Il était une fois un petit renard roux qui était aussi sauvage que curieux. Il arriva dans une contrée où les gens ne connaissaient pas les renards. Pour la première fois de sa vie, il ne se faisait pas chasser à coup de pierre, les chiens ne le pourchassaient pas.
Méfiant au début, il finit par s’approcher peu à peu des maisons. Un homme remarqua le manège : chaque soir, le renard attendait que tout soit calme puis il venait manger les restes de la gamelle du chien avant de se sauver à toute allure. Parfois, le renard s’attardait, humant les odeurs qui s’échappaient de la maison.
L’homme ne précipita pas les choses. Il veillait à remplir un peu plus la gamelle, de choses toujours plus succulentes. Au début un peu maigre et pelé par sa vie d’errance, le renard retrouva rapidement un poil brillant avec ce régime. Il resplendissait dans la lumière du couchant.
Un soir, il arriva vers la gamelle, assez confiant, et là ! Un homme ! Assis sur le banc devant la maison ! À même pas 10 mètres !
Mais l’homme ne bougeait pas, il regardait la nuit tomber, sans paraître remarquer le renard. Et ainsi, plusieurs soirs de suite. Le renard continua à manger. Visiblement, cet homme là ne le voyait pas, ou ne lui en voulait pas.
Il remarqua, bien sûr, que chaque jour la gamelle se rapprochait du banc. Il se tenait prêt à déguerpir rapidement au moindre mouvement.
Lorsqu’il fut à cinq mètres, l’homme parla. Il parla de la pluie et du beau temps, de l’été qui finissait, des arbres lourds de fruits. Un peu surpris au début, le renard le laissa dire. L’homme avait une voix chaude et enveloppante, pas trop forte, amicale.
À présent, chaque soir, lorsqu’il venait, l’homme lui parlait.
Le renard restait à l’écouter après avoir fini la gamelle.
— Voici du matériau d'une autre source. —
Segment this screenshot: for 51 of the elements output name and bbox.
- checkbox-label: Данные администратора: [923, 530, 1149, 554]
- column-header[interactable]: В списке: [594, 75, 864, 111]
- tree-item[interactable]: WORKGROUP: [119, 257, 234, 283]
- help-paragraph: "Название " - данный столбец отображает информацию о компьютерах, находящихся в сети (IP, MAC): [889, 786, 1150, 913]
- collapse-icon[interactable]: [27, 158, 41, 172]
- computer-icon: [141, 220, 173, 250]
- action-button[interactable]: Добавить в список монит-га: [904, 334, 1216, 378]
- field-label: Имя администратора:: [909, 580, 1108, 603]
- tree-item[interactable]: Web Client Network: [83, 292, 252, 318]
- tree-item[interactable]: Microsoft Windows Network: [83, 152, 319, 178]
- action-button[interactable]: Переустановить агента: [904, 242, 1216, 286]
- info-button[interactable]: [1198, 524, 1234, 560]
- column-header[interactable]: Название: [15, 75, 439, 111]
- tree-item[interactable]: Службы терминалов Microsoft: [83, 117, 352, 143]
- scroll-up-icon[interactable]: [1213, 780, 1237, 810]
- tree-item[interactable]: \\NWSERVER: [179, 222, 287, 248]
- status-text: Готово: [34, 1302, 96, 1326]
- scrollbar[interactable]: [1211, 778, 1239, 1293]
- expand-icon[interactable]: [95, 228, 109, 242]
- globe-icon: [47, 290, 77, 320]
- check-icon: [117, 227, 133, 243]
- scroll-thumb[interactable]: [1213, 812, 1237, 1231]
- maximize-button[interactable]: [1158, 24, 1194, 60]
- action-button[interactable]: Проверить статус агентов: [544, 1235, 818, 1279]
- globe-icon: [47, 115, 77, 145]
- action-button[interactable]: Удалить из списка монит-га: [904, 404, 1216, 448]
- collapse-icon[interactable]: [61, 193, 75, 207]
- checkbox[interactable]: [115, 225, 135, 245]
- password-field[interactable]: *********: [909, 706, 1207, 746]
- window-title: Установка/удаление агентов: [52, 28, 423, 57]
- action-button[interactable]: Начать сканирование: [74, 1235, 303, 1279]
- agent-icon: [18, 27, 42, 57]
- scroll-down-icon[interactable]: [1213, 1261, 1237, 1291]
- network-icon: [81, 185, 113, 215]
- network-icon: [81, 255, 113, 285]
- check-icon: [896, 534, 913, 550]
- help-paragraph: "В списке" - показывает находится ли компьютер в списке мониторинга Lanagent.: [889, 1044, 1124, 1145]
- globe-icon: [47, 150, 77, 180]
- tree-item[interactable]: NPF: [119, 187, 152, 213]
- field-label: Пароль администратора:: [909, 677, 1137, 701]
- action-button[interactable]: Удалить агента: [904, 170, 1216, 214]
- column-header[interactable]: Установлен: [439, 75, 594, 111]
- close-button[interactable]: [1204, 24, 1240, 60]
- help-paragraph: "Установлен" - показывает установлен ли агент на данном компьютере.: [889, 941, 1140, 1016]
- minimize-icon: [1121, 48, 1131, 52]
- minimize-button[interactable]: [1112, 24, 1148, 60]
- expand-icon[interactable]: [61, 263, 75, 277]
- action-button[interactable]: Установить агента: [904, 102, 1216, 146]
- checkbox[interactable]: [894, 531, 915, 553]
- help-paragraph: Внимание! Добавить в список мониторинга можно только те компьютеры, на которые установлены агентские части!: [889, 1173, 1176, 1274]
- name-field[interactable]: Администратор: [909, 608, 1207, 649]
Il finit par s’asseoir aux pieds de l’homme.
Pendant longtemps, cette relation continua puis l’automne s’installa. La pluie vint, l’homme ne s’assit plus sur le banc. Mais il laissa la porte entrouverte.
Le renard hésita. Il y avait ces odeurs… et la chaleur qui était si proche. Il glissa son museau dans l’ouverture. Il y avait un feu apprivoisé qui brûlait et réchauffait la pièce et l’homme, assis, qui brisait des noix, tranquillement.
Le renard le regarda faire un long moment, mais toujours un peu dehors. L’homme lui raconta des histoires de l’automne.
Le lendemain, le renard entra, mais resta vers la porte. À la fin de la semaine, il se blottissait près du feu.
Un soupir d’aise lui échappait parfois.
Les renards ne sont pas des chiens, même s’ils y ressemblent. Je pourrais continuer longtemps cette histoire, parler du temps qu’il faut pour apprendre la confiance, ne jamais pouvoir effacer cette petite étincelle au fond qui s’inquiète au moindre geste, l’importance du moindre mouvement, la douceur de la première caresse… Savourer un bonheur qui nous parait impossible, pourtant sûr au fond de soi qu’il peut s’arrêter du jour au lendemain. Et un jour, oui, le bonheur disparait, car c’est toujours comme ça. L’un ou l’autre vieillit, meurt. Ou bien un mauvais chien entre dans la maison, ou des soldats d’un autre pays, parfois des soldats d’un même pays.
Mais, ce qui compte, c’est ce bonheur, à ce moment. La douceur au coin du feu, la caresse dans la fourrure, les histoires simples et la bonté.